Jan 26, 2018 / Deutsche Welle by Sabine Peschel
A unique program is underway to celebrate the anniversary. Laureates from past years will gather on January 26 and 27, including Fariba Vafi from Iran (2017), the Indonesian poet and journalist Laksmi Pamuntjak (2016), Canadian novelist Madeleine Thien (2015), Raja'a Alem from Saudi Arabia (2014), Argentine Claudia Pineiro (2010) and Mayra Montero from Cuba (1998).

Literature is the new cool

Dec 19, 2017 / The Jakarta Post by Sebastian Partogi
Recently, there has been increased demand among the Indonesian public for quality literary works thanks to the influence of social media, literary references in popular culture and thriving literary festivals across the country as well as international recognition for some local authors. That is why Indonesian bookworms are seeing more new titles and reprinted works than ever in the literature section of mainstream bookstores — both works penned by local writers as well as translations.

The letters spelled COURAGE: Fighting censorship in Indonesia

Dec 14, 2017 / Right Now by Sam Flynn
There is a creeping silence in Indonesia. At the Ubud Writers and Readers Festival, Sam Flynn spoke to those who write from the margins, despite the real and violent repercussions they face for doing so.

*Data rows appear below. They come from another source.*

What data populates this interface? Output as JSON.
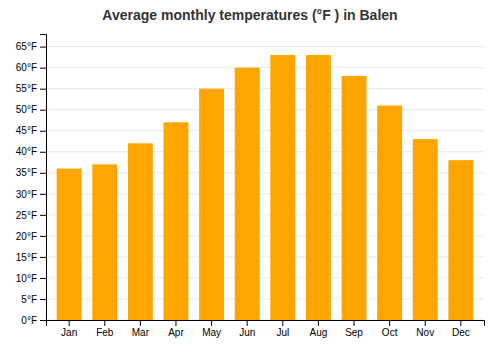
{
  "chart_data": {
    "type": "bar",
    "title": "Average monthly temperatures (°F ) in Balen",
    "categories": [
      "Jan",
      "Feb",
      "Mar",
      "Apr",
      "May",
      "Jun",
      "Jul",
      "Aug",
      "Sep",
      "Oct",
      "Nov",
      "Dec"
    ],
    "values": [
      36,
      37,
      42,
      47,
      55,
      60,
      63,
      63,
      58,
      51,
      43,
      38
    ],
    "color": "#FFA500",
    "ylim": [
      0,
      68
    ],
    "yticks": [
      {
        "value": 0,
        "label": "0°F"
      },
      {
        "value": 5,
        "label": "5°F"
      },
      {
        "value": 10,
        "label": "10°F"
      },
      {
        "value": 15,
        "label": "15°F"
      },
      {
        "value": 20,
        "label": "20°F"
      },
      {
        "value": 25,
        "label": "25°F"
      },
      {
        "value": 30,
        "label": "30°F"
      },
      {
        "value": 35,
        "label": "35°F"
      },
      {
        "value": 40,
        "label": "40°F"
      },
      {
        "value": 45,
        "label": "45°F"
      },
      {
        "value": 50,
        "label": "50°F"
      },
      {
        "value": 55,
        "label": "55°F"
      },
      {
        "value": 60,
        "label": "60°F"
      },
      {
        "value": 65,
        "label": "65°F"
      }
    ],
    "grid": true
  }
}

Indonesian writers share thoughts on Islamic diversity in Brussels

Nov 21, 2017 / The Jakarta Post by Keshie Hernitaningtyas
Around 30 people attended a literary event titled "Islamic Diversity in Indonesia" at the Festival Center in the Dynasty Building, Brussels, Belgium, on Monday. Moderated by Manneke Budiman, who teaches literature and cultural studies at the University of Indonesia, the event featured three Indonesian authors whose work involved the topic of Islam in the social context, namely Lily Yulianti Farid, Ben Sohib and Intan Paramaditha.

‘Perempuan Perempuan Chairil’ Promotes Love For Local Theatre And Indonesian Literature

Nov 15, 2017 / by Umesh Bhagchandani
A silhouette stands tall on the stage behind a street lamp prop. He lights a cigarette and begins to soliloquy to the audience about women and his banter with his friend about them. The mysterious figure is Chairil Anwar: Indonesia’s prolific poet from the 1940s who is widely known for his individualist and existentialist poems that changed the face of Indonesian literature, and his banter was with HB Jassin, another literary figure of the time, which serves as the opening monologue for Perempuan Perempuan Chairil (Chairil’s Women).

John McGlynn & Lontar Foundation: Translating & Preserving Indonesian Literature

Nov 08, 2017 / Ubud Now & Then by Eddie Dobbins
The theme for this year’s Ubud Writers & Readers Festival was ‘Sangkan Paraning Dumadi’, or ‘Origins’ – a term that “speaks to our eternal connection to where we have come from, and to where we will ultimately return.” This ties in well with the work of John McGlynn, who has devoted his entire life to putting Indonesian literature into the global conversation through the Lontar Foundation (founded in 1987).

Politics on poets’ mind

Oct 09, 2017 / The Jakarta Post by A. Kurniawan Ulung
A poem is not just a bunch of words. Poems have the power to shift our political consciousness, make strong statements and trigger a movement. Poems can shake the world.

Max Lane brings millennial generation closer to works of Pramoedya

Oct 08, 2017 / Asia Pacific Report by James Balowski
A discussion with Max Lane analysing Pramoedya and his Buru Quartet — a series of four novels that have gained acclaim throughout the world — was held recently in the grounds of the Malang State University (UNM) Library Cafe in East Java.